Viviane Elisabeth Fauville est le nom de l’héroïne. C’est une femme déstabilisée par la rupture d’avec son mari, par cet enfant dont elle ne sait pas toujours quoi faire. Son trouble est tellement fort que dans un accès d’inconscience, elle tue son psychanalyste avec un couteau. Viviane a du mal à reconstituer le fil des événements qui l’ont amené à cet acte funeste et se renseigne dans les journaux sur la progression de l’enquête.

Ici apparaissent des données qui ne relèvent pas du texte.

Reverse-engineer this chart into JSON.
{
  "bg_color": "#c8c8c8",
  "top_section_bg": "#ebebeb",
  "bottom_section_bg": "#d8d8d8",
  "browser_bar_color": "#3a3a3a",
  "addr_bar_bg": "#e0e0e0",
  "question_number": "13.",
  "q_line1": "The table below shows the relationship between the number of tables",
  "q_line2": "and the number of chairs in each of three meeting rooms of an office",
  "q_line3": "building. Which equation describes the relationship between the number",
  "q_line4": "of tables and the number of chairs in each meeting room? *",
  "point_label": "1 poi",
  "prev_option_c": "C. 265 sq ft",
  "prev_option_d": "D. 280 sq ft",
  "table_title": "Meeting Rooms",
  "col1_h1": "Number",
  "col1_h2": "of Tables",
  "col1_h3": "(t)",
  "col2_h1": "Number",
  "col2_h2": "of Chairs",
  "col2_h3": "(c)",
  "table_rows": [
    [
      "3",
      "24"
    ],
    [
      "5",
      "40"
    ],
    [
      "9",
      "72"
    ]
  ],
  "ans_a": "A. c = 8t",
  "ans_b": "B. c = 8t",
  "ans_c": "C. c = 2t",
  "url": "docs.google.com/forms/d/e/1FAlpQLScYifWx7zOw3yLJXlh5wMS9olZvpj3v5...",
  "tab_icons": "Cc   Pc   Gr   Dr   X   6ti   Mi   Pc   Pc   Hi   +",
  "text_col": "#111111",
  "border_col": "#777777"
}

L’ouvrage est assez original dans sa construction, s’orientant parfois dans le roman noir sans y entrer pleinement (comme de nombreux romans publiés aux éditions du Minuit, notamment les premiers Robbe-Grillet). Viviane est en effet obligée de se rendre au commissariat pour les interrogatoires, elle reconstruit l’histoire de cet homme pris entre une femme qui a quitté le domicile conjugal et une jeune maîtresse. Mais finalement, cette intrigue policière n’a que peu d’importance, étant donné qu'on connaît le meurtrier. Sans faire grand chose ni preuve d’un grand machiavélisme, Viviane parvient toujours à se sortir des situations inconfortables dans lesquelles la met l’enquête.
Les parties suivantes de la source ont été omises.